The Wicked Witch finished in fourth place on the American Film Institute’s top 50 villains list (2003), behind Hannibal Lecter, Norman Bates, and Darth Vader and ahead of Nurse Ratched, Mr. Potter, Alex Forrest, Phyllis Dietrichson, Regan MacNeil (when possessed), and the Evil Queen in the top 10.

Ironically enough, Hamilton served as a school teacher before her acting career. She became known for terrifying children … but she retained a lifelong commitment to education.

I wish I could have met Hamilton (1902-85).

“Almost always they want me to laugh like the Witch,” she said. “And sometimes when I go to schools, if we’re in an auditorium, I’ll do it. And there’s always a funny reaction, like they wish they hadn’t asked. They’re scared. They’re really scared for a second. Even adolescents. I guess for a minute they get the feeling they got when they watched the picture. They like to hear it but they don’t like to hear it. And then they go, ‘Oh…’ The picture made a terrible impression of some kind on them, sometimes a ghastly impression, but most of them got over it, I guess. … Because when I talk like the Witch and when I laugh, there is a hesitation, and then they clap. They’re clapping at hearing the sound again.”

THE WIZARD OF OZ served as many people’s introduction to scary movies. (Throw in classic Disney films SNOW WHITE and PINOCCHIO, as well, both of which I remember first watching during roughly the same period as when I first watched THE WIZARD OF OZ.)

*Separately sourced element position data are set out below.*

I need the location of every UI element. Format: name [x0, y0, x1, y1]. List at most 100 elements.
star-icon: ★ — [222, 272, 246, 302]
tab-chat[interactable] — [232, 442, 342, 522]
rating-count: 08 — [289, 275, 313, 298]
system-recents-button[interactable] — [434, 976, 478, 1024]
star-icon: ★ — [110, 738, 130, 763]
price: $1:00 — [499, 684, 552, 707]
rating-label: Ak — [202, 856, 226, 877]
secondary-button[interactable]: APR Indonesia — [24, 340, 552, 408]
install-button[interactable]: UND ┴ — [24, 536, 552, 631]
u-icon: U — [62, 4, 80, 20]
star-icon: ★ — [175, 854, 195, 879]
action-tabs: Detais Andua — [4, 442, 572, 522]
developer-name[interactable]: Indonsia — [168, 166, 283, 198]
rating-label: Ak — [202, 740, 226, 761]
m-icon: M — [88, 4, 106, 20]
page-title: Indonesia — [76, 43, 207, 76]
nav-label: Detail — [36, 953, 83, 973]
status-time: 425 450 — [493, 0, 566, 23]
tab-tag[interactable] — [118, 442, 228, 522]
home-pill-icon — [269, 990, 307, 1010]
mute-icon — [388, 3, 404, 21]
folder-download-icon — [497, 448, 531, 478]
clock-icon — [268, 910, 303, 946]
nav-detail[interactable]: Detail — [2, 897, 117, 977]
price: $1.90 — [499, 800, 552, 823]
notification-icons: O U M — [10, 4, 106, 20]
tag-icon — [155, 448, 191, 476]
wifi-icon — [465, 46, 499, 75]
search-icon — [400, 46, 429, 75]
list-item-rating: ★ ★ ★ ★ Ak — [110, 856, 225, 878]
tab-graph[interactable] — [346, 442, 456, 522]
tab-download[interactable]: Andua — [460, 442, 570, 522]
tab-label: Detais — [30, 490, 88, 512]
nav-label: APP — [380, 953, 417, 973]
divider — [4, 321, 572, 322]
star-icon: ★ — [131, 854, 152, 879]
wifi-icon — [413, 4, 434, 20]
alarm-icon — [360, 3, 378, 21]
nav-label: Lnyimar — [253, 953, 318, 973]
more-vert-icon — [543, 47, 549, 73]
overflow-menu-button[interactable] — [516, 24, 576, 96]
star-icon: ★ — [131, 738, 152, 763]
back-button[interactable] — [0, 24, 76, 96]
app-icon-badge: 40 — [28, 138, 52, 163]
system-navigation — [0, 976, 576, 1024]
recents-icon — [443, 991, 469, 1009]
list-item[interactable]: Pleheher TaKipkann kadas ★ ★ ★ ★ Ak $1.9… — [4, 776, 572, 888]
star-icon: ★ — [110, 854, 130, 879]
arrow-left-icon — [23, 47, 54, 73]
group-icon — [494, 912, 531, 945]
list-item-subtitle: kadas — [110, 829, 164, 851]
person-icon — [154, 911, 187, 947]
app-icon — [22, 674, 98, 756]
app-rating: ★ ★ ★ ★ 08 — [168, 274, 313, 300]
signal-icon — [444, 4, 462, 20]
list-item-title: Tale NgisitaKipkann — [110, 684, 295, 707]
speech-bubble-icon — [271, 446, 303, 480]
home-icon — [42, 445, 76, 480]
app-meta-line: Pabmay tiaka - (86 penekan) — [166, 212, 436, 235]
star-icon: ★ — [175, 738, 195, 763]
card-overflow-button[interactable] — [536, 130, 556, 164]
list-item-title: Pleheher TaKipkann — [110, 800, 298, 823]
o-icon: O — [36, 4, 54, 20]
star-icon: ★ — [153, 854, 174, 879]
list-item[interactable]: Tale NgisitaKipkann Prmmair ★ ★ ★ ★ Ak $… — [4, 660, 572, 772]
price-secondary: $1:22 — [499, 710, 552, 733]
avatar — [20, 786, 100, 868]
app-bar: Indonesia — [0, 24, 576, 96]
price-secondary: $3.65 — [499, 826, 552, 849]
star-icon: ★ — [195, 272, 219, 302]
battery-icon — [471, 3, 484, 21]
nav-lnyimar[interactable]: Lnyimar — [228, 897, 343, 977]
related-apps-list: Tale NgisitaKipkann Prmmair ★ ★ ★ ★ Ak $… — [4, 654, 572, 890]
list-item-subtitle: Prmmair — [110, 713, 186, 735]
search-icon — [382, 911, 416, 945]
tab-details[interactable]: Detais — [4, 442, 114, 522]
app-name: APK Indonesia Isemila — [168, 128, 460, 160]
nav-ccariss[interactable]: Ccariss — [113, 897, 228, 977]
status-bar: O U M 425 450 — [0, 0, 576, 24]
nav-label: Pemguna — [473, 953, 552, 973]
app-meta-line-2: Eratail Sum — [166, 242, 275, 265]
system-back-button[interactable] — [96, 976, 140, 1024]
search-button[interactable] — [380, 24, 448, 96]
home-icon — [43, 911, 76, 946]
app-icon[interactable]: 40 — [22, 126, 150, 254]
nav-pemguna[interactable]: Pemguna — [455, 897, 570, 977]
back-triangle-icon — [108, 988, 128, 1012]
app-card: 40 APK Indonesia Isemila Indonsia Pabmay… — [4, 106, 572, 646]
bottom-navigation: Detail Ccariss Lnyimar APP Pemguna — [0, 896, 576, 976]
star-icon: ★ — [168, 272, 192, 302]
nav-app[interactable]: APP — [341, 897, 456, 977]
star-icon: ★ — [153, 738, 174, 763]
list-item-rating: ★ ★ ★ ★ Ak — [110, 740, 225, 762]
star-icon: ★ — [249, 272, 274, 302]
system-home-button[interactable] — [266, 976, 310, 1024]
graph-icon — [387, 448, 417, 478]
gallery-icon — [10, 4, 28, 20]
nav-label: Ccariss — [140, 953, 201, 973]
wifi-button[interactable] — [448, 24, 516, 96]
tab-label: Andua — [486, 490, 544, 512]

Not only the Wicked Witch, but also somebody wanting to take your pet away, running away from home, a tornado, them flying monkeys, et cetera, they’re all terrifying, especially to a small child watching it for the first time. (Please consider the film left out the most gruesome details from the L. Frank Baum source material.)

THE WIZARD OF OZ shows us how much fun it can be to be scared.

That’s just one way the film reaches us.

Hamilton herself talked about its seemingly everlasting appeal.

“THE WIZARD OF OZ keeps coming back every year,” she said, “because it’s such a beautiful film. I don’t think any of us knew how lovely it was at first. But, after a while, we all began to feel it coming together and knew we had something. I can watch it again and again and remember wonderful Judy, Bert, Ray, Jack, Billie, Frank and how wonderful they all were. The scene that always gets to me, though, and I think it’s one of the most appealing scenes I’ve ever seen, is the one where the Wizard gives the gifts to them at the end. Frank (Morgan) was just like that as a person. And every time I see him do it, the tears come to my eyes. I listen to the words. I think of Frank, and I know how much he meant what he said, and how much the words themselves mean.”

I devoted much space to Hamilton and the Wicked Witch, but there are at least six more beloved characters and performers: Dorothy Gale (Judy Garland, 1922-69), the Scarecrow (Ray Bolger, 1904-87), the Tin Man (Jack Haley, 1898-1979), the Cowardly Lion (Bert Lahr, 1895-1967), Toto (Terry, 1933-45), and the Wizard (Frank Morgan, 1890-1949). They go a long way toward making THE WIZARD OF OZ a classic that will persevere down the ages.

On this latest go-around, I again noticed how much of an influence WIZARD OF OZ had on George Lucas when he made STAR WARS.

THE WIZARD OF OZ grabs us early on, precisely at the moment when Garland begins singing “Over the Rainbow,” and it just builds and builds for the next 90-odd minutes.

Eighty years after it premiered (Aug. 25, 1939), I now have one more reason to watch it moving forward. Grandma, it felt like you were right there with me.